Google Analyticscan give you using real time reports
§ Monitoring when and if new and changed content on your site is being viewed
§ Monitor if a one-day promotion is driving traffic to your site, and can see which pages these visitors are viewing
§ Verifying that the tracking code is working on your site
Through this section you can get information about how many people visited your page, which pages are most visited, what are the devices they use to access the site etc. You can view data for hour, day, week or for months. Some of the key indicators we can find out include;
§ Unique Visitors
§ Page views
§ Pages per Visit
§ Average Visit Duration
§ Bounce Rate
§ New Visitors
§ Operating System
§ Service Provider
§ Mobile Operating System
§ Mobile Service provider
§ Mobile Screen Resolution etc.
Traffic sources is a report that provides an overview of the different kinds of sources that send traffic to your Web site. Using this report you can see how well campaigns are performing and how better to invest in site content, advertising, or other forms of engagement. We can categorize website traffic in to four categories: Direct Traffic, Referring URLs, Search Engines, Other (mainly indicating campaigns).

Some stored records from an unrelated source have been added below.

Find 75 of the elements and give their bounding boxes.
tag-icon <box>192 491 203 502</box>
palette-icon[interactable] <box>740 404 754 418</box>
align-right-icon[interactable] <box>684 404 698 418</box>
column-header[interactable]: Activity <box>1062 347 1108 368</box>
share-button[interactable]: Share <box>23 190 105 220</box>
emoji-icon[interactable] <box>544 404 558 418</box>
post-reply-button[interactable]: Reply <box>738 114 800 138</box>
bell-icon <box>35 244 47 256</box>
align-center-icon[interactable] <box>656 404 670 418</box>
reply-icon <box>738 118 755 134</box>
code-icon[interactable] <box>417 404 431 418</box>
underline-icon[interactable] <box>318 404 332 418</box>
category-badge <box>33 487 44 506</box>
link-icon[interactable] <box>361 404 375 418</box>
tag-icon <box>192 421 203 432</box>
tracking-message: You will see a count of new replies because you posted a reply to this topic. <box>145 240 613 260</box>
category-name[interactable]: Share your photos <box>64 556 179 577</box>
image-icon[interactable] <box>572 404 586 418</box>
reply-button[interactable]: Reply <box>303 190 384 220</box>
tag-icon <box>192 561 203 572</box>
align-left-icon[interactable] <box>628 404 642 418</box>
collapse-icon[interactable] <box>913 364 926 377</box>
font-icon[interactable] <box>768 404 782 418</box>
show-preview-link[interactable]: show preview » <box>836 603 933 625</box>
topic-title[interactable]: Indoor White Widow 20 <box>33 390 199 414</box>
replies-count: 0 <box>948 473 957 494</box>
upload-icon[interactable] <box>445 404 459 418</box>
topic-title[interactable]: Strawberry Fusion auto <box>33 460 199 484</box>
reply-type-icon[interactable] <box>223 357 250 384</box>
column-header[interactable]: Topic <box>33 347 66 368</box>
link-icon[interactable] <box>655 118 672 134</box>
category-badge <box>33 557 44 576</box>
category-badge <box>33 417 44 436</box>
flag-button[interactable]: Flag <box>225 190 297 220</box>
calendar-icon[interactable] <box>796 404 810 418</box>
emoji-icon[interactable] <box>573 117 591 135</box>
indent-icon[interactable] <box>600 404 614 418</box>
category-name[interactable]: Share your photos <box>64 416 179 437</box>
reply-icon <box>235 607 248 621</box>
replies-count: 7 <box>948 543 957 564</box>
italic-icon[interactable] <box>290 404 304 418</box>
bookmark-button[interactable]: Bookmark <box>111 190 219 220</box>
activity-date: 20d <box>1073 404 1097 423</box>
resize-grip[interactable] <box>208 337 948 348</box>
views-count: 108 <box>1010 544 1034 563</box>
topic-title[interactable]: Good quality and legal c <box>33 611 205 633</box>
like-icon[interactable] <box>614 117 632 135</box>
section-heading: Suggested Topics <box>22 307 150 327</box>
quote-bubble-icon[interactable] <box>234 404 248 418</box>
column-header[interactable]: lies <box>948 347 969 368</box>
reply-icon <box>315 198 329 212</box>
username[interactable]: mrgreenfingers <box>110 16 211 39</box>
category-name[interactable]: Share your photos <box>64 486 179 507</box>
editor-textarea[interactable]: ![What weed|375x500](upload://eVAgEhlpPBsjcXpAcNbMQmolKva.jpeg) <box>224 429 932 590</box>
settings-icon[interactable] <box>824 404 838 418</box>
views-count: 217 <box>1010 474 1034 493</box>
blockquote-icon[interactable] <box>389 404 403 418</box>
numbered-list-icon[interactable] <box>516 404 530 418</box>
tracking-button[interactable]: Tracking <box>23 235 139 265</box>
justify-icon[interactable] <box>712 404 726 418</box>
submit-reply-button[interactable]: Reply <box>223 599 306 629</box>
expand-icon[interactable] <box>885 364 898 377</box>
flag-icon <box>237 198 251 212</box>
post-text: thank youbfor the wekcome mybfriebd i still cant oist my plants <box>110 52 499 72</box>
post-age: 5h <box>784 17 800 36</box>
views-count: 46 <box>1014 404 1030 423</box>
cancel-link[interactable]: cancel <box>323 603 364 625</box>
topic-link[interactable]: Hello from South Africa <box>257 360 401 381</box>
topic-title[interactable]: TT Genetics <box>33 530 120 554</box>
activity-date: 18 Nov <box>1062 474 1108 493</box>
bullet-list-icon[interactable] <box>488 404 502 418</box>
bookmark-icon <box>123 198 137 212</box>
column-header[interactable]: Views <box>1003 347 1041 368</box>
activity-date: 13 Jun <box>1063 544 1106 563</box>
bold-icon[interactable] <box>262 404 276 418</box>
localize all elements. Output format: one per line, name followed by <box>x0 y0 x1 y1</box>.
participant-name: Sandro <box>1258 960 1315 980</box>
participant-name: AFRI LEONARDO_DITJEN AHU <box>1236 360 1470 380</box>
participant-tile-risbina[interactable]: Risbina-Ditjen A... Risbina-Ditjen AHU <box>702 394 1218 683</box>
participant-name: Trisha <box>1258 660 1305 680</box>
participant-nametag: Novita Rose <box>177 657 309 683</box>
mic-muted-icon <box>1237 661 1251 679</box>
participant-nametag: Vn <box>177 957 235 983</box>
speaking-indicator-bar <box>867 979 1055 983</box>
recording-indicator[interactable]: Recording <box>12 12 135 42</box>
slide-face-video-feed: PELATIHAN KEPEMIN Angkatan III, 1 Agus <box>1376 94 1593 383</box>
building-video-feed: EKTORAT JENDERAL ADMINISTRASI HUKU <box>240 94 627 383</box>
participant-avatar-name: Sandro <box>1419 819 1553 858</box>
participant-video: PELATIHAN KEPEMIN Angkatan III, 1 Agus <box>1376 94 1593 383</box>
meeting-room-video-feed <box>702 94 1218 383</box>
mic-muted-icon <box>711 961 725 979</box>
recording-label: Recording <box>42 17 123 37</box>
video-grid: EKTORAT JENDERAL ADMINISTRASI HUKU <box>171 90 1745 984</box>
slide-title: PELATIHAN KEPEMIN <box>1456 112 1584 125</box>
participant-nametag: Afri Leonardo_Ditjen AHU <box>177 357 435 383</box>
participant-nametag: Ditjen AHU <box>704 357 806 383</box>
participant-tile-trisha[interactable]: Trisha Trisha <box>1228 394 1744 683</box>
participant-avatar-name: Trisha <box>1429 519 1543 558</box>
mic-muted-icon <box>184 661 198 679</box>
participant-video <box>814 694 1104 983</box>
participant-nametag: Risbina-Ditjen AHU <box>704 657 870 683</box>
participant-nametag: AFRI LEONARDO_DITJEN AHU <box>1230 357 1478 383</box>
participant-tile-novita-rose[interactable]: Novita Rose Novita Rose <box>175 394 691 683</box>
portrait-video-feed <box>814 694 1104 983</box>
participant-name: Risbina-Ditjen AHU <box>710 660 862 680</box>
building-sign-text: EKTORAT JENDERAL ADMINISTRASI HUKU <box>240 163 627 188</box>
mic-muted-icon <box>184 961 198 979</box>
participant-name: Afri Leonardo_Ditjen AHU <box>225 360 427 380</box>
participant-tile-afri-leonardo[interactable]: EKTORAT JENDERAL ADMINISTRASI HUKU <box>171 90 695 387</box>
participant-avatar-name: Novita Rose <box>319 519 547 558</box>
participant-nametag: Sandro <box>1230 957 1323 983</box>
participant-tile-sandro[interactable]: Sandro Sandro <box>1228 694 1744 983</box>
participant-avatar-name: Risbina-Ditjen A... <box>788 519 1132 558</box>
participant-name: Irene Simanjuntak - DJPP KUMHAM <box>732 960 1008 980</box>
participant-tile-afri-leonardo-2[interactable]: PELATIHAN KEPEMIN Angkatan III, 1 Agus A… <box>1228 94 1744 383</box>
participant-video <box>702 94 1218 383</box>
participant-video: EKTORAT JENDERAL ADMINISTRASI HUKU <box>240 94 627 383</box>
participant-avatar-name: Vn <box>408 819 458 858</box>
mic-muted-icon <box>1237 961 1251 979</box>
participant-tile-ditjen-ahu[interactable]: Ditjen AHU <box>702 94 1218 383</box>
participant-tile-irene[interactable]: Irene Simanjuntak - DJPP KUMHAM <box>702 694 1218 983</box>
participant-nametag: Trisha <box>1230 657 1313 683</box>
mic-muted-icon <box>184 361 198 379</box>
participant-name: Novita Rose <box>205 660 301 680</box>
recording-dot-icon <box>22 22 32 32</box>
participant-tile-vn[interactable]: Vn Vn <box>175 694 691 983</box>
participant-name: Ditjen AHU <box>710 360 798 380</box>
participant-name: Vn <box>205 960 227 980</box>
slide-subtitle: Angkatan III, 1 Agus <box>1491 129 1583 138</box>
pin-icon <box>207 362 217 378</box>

The Content section helps you to improve the content on your site . You can find out the most visited pages and sections on your website, thereby you can improve the quality of these pages to get more clicks. You can further identify the least visited pages and evaluate how to improve them.
In general terms, a conversion can be a new acquired customer, a new sale, a download of content, and this can be defined by you.
A site’s conversion rate is defined as the number of successful transactions divided by the number of total unique visitors. You can set up goals (for example a specific purchase or registration) for your website and set up “goal tracking” to detect the number of conversions made.
Is Google Analytics tool the only tool for website performance monitoring?
The answer is no. There are many tools that can help you obtain the same insights, but Google Analytics is free. Large websites however might find they cannot continue on the free accounts. Some companies also find other tools that can track better in terms of individual user behaviour. Google Analytics stores the information on their servers, in case the account you use for creation is lost.